The working example (with a slightly higher bottom range in the middle to demonstrate):
ecasound -a:1 -i tone.wav \
-ea:100 -kl2:1,100,20,2,1 \
-ea:100 -kl2:1,100,500,4,1 \
-ea:100 -kl2:1,100,40,6,1 \
-ea:100 -kl2:1,100,250,8,1 \
-ea:100 -kl2:1,100,20,10,1 \
-ea:100 -kl2:1,100,500,12,1 \
-ea:100 -kl2:1,100,0,14,1 \
-a:all -o:test_7.mp3
And the output:
Keep in mind that these amplitudes are still relative. If you're going from 45% to 90%: 100 / 45 * 90 = 200, and then now if you drop to 20% of the current amplitude, it's actually 18% (.20 * 90), so going back to 100 would be 100 / 18 * 100 = 555.56
-klg
Just as I figured this out, and came here to post, I received a response from the ecasound mailing list. It's not a direct answer to the kl2 issue, but offers an alternative, easier-on-the-brain answer, which is the klg parameter.

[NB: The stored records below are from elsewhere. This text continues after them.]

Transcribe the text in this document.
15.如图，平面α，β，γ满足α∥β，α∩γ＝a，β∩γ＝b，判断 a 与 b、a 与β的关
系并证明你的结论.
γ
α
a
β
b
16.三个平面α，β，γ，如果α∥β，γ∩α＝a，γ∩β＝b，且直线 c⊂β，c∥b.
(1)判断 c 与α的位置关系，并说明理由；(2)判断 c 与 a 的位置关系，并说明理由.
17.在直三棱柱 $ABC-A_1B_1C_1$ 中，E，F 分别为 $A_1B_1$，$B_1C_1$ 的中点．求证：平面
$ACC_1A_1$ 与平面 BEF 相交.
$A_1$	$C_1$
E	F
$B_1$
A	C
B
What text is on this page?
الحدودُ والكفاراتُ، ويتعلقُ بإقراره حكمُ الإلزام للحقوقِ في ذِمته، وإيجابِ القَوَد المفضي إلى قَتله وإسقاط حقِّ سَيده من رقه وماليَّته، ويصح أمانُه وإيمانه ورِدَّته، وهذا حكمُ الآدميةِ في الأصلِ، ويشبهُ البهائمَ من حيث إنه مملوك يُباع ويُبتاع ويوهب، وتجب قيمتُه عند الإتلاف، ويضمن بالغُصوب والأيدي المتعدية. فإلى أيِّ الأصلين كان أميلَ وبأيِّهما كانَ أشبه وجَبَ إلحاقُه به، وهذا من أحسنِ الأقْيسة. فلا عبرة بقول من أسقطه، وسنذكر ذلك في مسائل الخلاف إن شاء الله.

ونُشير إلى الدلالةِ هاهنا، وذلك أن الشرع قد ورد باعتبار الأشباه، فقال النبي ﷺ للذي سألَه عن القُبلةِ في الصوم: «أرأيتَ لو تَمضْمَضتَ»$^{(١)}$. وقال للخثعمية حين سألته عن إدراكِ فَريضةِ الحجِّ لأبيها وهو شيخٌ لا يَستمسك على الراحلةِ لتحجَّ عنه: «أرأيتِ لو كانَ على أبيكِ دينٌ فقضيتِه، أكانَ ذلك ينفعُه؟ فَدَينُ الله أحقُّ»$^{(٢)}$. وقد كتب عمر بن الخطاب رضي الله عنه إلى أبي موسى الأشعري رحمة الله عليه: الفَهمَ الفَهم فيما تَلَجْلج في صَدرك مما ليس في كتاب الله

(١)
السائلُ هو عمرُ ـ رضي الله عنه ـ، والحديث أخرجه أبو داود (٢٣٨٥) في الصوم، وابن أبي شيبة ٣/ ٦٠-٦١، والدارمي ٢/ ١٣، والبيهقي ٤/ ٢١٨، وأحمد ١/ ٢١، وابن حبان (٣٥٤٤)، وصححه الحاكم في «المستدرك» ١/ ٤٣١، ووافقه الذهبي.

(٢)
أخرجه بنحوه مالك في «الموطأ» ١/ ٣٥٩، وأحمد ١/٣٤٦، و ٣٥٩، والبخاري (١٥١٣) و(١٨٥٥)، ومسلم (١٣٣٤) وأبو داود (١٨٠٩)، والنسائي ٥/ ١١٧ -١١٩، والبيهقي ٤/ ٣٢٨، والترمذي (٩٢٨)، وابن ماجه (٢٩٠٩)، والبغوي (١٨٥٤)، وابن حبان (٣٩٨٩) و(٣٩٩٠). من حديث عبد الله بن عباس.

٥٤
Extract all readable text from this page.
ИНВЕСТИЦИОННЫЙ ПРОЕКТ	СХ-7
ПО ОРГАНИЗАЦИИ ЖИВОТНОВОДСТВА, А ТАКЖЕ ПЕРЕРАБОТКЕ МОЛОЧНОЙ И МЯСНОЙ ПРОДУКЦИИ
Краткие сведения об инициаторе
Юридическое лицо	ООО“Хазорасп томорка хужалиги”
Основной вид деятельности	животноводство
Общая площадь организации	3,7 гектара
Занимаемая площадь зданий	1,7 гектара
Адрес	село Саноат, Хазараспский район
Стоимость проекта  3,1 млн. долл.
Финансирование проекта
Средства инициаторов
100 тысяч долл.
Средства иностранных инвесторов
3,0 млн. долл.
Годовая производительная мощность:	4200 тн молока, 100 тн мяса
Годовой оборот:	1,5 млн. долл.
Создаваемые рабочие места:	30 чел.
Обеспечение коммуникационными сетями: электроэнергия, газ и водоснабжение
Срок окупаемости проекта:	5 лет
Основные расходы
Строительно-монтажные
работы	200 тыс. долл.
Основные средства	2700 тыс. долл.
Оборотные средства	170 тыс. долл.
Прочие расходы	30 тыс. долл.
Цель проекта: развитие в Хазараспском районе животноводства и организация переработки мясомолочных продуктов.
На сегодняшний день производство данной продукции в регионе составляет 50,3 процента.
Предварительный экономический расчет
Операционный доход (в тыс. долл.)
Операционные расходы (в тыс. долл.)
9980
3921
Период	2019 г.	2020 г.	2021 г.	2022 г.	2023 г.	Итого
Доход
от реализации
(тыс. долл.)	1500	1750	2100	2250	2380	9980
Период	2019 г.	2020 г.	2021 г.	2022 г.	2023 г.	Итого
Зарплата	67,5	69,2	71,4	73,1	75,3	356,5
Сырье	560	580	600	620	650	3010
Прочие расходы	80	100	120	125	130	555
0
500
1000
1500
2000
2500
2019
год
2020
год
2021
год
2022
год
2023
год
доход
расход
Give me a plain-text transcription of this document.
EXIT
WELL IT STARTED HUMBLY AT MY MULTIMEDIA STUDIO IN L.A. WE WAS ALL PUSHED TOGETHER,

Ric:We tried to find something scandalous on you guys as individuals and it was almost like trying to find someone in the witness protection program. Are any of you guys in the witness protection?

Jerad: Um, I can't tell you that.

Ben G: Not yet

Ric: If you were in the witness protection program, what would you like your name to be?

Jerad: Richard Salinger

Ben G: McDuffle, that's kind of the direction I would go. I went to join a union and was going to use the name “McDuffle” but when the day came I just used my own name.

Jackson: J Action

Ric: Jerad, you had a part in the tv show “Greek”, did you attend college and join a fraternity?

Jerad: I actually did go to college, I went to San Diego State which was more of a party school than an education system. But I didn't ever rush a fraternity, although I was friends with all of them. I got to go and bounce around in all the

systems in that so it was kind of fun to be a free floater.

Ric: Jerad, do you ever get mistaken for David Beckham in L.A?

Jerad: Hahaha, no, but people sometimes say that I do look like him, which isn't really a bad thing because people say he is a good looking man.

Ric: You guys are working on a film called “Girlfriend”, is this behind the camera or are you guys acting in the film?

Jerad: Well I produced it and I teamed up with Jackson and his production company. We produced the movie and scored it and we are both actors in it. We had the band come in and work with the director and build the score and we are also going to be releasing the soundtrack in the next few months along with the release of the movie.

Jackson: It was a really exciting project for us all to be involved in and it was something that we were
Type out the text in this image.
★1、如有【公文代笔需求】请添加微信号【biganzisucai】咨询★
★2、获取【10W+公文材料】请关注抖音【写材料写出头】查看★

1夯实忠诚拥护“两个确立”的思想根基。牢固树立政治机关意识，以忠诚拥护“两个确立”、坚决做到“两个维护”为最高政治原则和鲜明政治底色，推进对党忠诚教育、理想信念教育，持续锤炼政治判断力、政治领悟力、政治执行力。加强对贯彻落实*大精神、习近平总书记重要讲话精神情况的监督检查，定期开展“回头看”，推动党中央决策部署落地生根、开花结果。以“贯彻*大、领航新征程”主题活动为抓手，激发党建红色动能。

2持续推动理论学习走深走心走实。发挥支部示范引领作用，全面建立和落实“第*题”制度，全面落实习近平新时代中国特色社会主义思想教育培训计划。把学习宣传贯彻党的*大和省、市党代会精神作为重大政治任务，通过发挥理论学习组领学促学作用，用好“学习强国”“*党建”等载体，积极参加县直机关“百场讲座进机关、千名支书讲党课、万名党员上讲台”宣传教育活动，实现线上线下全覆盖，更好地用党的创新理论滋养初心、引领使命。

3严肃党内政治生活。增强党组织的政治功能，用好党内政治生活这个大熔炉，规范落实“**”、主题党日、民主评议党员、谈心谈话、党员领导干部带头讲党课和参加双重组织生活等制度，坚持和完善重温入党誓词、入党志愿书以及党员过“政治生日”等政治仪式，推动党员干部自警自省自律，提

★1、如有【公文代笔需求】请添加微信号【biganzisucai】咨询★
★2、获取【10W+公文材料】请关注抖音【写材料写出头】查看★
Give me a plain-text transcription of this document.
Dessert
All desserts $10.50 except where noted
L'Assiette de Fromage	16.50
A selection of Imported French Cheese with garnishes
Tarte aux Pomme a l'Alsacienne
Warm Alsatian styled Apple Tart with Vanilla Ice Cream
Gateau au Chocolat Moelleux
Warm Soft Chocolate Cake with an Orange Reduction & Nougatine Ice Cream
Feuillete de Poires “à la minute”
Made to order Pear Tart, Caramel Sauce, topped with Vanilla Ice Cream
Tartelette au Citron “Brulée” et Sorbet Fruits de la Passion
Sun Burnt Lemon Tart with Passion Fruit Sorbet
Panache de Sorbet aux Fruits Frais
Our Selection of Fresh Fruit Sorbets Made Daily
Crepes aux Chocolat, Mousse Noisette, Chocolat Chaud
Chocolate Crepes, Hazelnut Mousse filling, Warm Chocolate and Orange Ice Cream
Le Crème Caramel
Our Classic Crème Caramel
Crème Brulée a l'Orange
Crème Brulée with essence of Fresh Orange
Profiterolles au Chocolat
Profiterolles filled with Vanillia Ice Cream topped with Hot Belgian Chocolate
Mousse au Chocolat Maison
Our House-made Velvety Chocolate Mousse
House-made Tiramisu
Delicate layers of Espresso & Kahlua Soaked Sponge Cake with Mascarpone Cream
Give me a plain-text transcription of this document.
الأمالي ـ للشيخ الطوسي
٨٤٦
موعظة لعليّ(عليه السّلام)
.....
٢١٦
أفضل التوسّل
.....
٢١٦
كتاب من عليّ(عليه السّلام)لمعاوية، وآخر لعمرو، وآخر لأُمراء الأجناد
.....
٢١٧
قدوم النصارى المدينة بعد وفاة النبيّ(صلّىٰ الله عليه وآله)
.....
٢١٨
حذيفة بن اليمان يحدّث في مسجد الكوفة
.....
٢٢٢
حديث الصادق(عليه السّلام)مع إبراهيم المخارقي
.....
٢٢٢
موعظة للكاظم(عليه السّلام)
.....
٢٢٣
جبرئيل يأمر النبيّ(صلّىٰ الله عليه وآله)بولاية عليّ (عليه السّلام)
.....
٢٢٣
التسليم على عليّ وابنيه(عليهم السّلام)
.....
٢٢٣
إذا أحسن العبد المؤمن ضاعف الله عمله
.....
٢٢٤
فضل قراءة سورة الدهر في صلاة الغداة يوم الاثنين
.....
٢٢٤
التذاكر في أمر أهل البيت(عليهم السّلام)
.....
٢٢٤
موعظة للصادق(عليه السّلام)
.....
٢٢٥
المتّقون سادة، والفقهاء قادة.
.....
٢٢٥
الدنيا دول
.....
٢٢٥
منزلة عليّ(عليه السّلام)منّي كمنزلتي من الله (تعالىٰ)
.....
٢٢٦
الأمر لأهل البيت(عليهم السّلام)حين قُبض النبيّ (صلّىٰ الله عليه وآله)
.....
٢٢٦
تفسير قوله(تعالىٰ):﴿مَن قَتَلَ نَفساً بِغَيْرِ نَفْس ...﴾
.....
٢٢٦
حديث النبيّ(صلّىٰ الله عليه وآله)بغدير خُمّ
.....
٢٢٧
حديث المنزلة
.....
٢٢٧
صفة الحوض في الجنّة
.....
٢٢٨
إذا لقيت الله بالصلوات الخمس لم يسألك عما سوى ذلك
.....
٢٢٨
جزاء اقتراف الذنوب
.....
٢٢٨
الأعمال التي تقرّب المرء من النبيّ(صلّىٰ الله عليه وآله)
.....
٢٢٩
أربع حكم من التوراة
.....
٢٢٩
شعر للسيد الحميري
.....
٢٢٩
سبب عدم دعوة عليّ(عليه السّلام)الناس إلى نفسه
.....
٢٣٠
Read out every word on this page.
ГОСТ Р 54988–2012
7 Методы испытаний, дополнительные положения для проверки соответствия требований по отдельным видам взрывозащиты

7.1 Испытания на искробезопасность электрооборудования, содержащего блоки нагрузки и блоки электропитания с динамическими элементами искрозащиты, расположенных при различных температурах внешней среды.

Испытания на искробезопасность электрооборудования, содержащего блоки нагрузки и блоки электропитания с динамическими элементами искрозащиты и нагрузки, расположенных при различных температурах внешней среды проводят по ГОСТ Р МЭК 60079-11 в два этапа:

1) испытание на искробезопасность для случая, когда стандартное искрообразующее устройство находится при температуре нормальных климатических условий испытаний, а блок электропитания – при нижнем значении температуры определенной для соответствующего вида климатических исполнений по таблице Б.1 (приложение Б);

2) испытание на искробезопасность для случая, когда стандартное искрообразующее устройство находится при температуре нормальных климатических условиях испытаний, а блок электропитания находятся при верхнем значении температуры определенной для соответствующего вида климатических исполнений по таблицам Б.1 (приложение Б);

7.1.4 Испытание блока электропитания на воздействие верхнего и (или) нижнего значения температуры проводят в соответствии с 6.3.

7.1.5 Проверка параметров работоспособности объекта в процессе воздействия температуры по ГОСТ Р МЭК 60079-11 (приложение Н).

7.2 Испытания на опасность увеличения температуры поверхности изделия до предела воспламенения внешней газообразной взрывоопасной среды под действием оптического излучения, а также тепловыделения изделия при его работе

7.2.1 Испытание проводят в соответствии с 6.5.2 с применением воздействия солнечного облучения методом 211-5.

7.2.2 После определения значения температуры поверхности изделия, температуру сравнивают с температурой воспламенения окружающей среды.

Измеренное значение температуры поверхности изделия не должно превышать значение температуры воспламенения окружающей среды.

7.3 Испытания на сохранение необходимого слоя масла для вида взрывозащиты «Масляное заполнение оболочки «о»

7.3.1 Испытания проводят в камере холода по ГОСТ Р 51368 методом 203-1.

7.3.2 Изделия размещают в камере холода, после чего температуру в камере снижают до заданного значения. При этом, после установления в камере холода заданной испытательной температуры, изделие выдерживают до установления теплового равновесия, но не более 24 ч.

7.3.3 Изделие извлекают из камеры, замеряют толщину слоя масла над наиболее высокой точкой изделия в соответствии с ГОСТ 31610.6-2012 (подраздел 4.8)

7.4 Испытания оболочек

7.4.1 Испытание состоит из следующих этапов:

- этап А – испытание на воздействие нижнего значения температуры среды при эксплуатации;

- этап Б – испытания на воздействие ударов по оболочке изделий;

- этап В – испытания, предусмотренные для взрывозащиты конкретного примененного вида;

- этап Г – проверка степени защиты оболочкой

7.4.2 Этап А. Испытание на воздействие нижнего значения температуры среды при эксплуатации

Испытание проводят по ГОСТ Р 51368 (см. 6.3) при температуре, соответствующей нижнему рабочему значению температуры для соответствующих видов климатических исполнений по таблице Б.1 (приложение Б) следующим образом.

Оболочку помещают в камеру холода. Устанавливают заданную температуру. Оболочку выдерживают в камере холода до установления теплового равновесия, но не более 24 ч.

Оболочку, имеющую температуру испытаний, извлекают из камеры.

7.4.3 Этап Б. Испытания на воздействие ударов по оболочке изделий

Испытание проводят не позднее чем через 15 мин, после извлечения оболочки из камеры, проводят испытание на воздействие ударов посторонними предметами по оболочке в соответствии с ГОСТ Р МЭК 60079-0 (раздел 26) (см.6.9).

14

-klg:fx-param,low-value,high-value,point_count,pos1,value1,...,posN,valueN
Generic linear envelope. This controller source can be used to map
custom envelopes to chain operator parameters. Number of envelope
points is specified in 'point_count'. Each envelope point consists of
a position and a matching value. Number of pairs must match
'point_count' (i.e. 'N==point_count'). The 'posX' parameters are given
as seconds (from start of the stream). The envelope points are
specified as float values in range '[0,1]'. Before envelope values are
mapped to operator parameters, they are mapped to the target range of
'[low-value,high-value]'. E.g. a value of '0' will set operator
parameter to 'low-value' and a value of '1' will set it to
'high-value'. For the initial segment '[0,pos1]', the envelope will
output value of 'value1' (e.g. 'low-value').
Here's the command to do what I need using klg instead of kl2:
ecasound -a:1 -i:tone.wav -ea:100 \
-klg:1,0,100,14,2,1,3,0.20,4,0.20,5,1,6,1,7,0.40,8,0.40,9,1,10,1,11,0.20,12,0.20,13,1,14,1,15,0 \
-o:test.mp3
The output is exactly the same as the 2nd track on the image.
This resulting command line is definitely a bit harder to read and hence debug, but may actually be easier to generate dynamically. Regardless, I now have 2 working options to resolve this problem.
And finally, here are my notes for how I figured out the coordinates of the klg command. The asterisks are the "points" which are listed in the klg parameter, the numbers at the top are seconds:
0 0 0 0 0 0 0 0 0 1 1 1 1 1 1 1 1 1 1 2
1 2 3 4 5 6 7 8 9 0 1 2 3 4 5 6 7 8 9 0
1.0 --* *-* *-* *-*
~ \ / \._./ \ / \
0.2 *-* *-* \
0.0 *----------
I hope this helps someone save at least the amount of hair that i've lost scratching my head.